Em Chicago, o contrato de setembro de 2025 fechou a US$ 10,23 por bushel, com alta semanal de 5,79%, enquanto o contrato para março de 2026 terminou a US$ 10,76 por bushel, valorizando 5,28%. No mercado físico, prevaleceu um movimento de alta nas cotações, sustentado por estoques apertados e um esmagamento recorde de soja em julho nos Estados Unidos. Esses elementos destacam como políticas agrícolas e energéticas, especialmente relacionadas a biocombustíveis, moldam o cenário global.

Os estoques de óleo de soja nos Estados Unidos caíram ao menor nível em 21 anos, impulsionados pela crescente demanda por biodiesel e diesel renovável. Esse quadro de escassez reforça o movimento altista em Chicago e deve continuar influenciando as negociações nesta semana, com implicações para as relações comerciais internacionais. No Brasil, o real segue valorizado frente ao dólar, apoiado pelas taxas de juros elevadas, embora haja indícios de que esses ganhos possam perder força devido a fatores políticos domésticos e externos.

O início do plantio de soja no Brasil está próximo, com o fim do vazio sanitário em setembro no Centro-Oeste, dependendo de chuvas consistentes.

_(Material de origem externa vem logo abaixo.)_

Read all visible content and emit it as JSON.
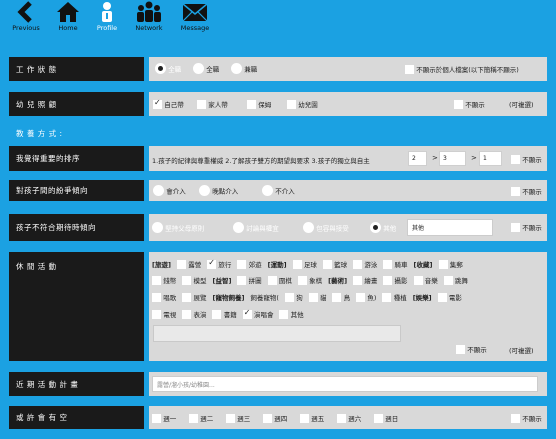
{
  "nav": {
    "items": [
      {
        "label": "Previous",
        "icon": "back-arrow-icon"
      },
      {
        "label": "Home",
        "icon": "home-icon"
      },
      {
        "label": "Profile",
        "icon": "person-icon",
        "active": true
      },
      {
        "label": "Network",
        "icon": "group-icon"
      },
      {
        "label": "Message",
        "icon": "envelope-icon"
      }
    ],
    "active_color": "#ffffff"
  },
  "colors": {
    "background": "#1ba1e2",
    "label_bg": "#1a1a1a",
    "content_bg": "#d9d9d9"
  },
  "work_status": {
    "label": "工 作 狀 態",
    "options": [
      "全職",
      "全職",
      "兼職"
    ],
    "selected_index": 0,
    "hide_label": "不顯示於個人檔案(以下簡稱不顯示)"
  },
  "childcare": {
    "label": "幼 兒 照 顧",
    "options": [
      "自己帶",
      "家人帶",
      "保姆",
      "幼兒園"
    ],
    "checked": [
      true,
      false,
      false,
      false
    ],
    "hide_label": "不顯示",
    "multi_note": "(可複選)"
  },
  "education_header": "教 養 方 式 :",
  "priority": {
    "label": "我覺得重要的排序",
    "text": "1.孩子的紀律與尊重權威 2.了解孩子雙方的期望與要求 3.孩子的獨立與自主",
    "values": [
      "2",
      "3",
      "1"
    ],
    "sep": ">",
    "hide_label": "不顯示"
  },
  "dispute": {
    "label": "對孩子間的紛爭傾向",
    "options": [
      "會介入",
      "晚點介入",
      "不介入"
    ],
    "selected_index": -1,
    "hide_label": "不顯示"
  },
  "unmet": {
    "label": "孩子不符合期待時傾向",
    "options": [
      "堅持父母原則",
      "討論與權宜",
      "包容與接受",
      "其他"
    ],
    "selected_index": 3,
    "other_value": "其他",
    "hide_label": "不顯示"
  },
  "leisure": {
    "label": "休 閒 活 動",
    "line1": [
      {
        "cat": "[旅遊]"
      },
      {
        "cb": false,
        "t": "露營"
      },
      {
        "cb": true,
        "t": "旅行"
      },
      {
        "cb": false,
        "t": "郊遊"
      },
      {
        "cat": "[運動]"
      },
      {
        "cb": false,
        "t": "足球"
      },
      {
        "cb": false,
        "t": "籃球"
      },
      {
        "cb": false,
        "t": "游泳"
      },
      {
        "cb": false,
        "t": "騎車"
      },
      {
        "cat": "[收藏]"
      },
      {
        "cb": false,
        "t": "集郵"
      }
    ],
    "line2": [
      {
        "cb": false,
        "t": "錢幣"
      },
      {
        "cb": false,
        "t": "模型"
      },
      {
        "cat": "[益智]"
      },
      {
        "cb": false,
        "t": "拼圖"
      },
      {
        "cb": false,
        "t": "圍棋"
      },
      {
        "cb": false,
        "t": "象棋"
      },
      {
        "cat": "[藝術]"
      },
      {
        "cb": false,
        "t": "繪畫"
      },
      {
        "cb": false,
        "t": "攝影"
      },
      {
        "cb": false,
        "t": "音樂"
      },
      {
        "cb": false,
        "t": "跳舞"
      }
    ],
    "line3": [
      {
        "cb": false,
        "t": "唱歌"
      },
      {
        "cb": false,
        "t": "展覽"
      },
      {
        "cat": "[寵物飼養]"
      },
      {
        "t": "飼養寵物("
      },
      {
        "cb": false,
        "t": "狗"
      },
      {
        "cb": false,
        "t": "貓"
      },
      {
        "cb": false,
        "t": "鳥"
      },
      {
        "cb": false,
        "t": "魚)"
      },
      {
        "cb": false,
        "t": "種植"
      },
      {
        "cat": "[娛樂]"
      },
      {
        "cb": false,
        "t": "電影"
      }
    ],
    "line4": [
      {
        "cb": false,
        "t": "電視"
      },
      {
        "cb": false,
        "t": "表演"
      },
      {
        "cb": false,
        "t": "書籍"
      },
      {
        "cb": true,
        "t": "演唱會"
      },
      {
        "cb": false,
        "t": "其他"
      }
    ],
    "hide_label": "不顯示",
    "multi_note": "(可複選)"
  },
  "recent": {
    "label": "近 期 活 動 計 畫",
    "placeholder": "露營/溜小孩/幼稚園..."
  },
  "free": {
    "label": "或 許 會 有 空",
    "days": [
      "週一",
      "週二",
      "週三",
      "週四",
      "週五",
      "週六",
      "週日"
    ],
    "hide_label": "不顯示"
  }
}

Previsões meteorológicas indicam precipitações no horizonte, mas em volumes ainda insuficientes, o que pode atrasar as atividades e gerar nova volatilidade nas cotações globais, dada a importância da safra brasileira no abastecimento mundial.

Olhando adiante, o mercado de soja apresenta fundamentos positivos nos Estados Unidos, com estoques reduzidos e demanda aquecida por derivados. No entanto, o clima no Brasil será determinante nos próximos dias, e qualquer atraso no plantio pode ampliar a instabilidade, influenciada também por dinâmicas cambiais e políticas que conectam Washington a Brasília.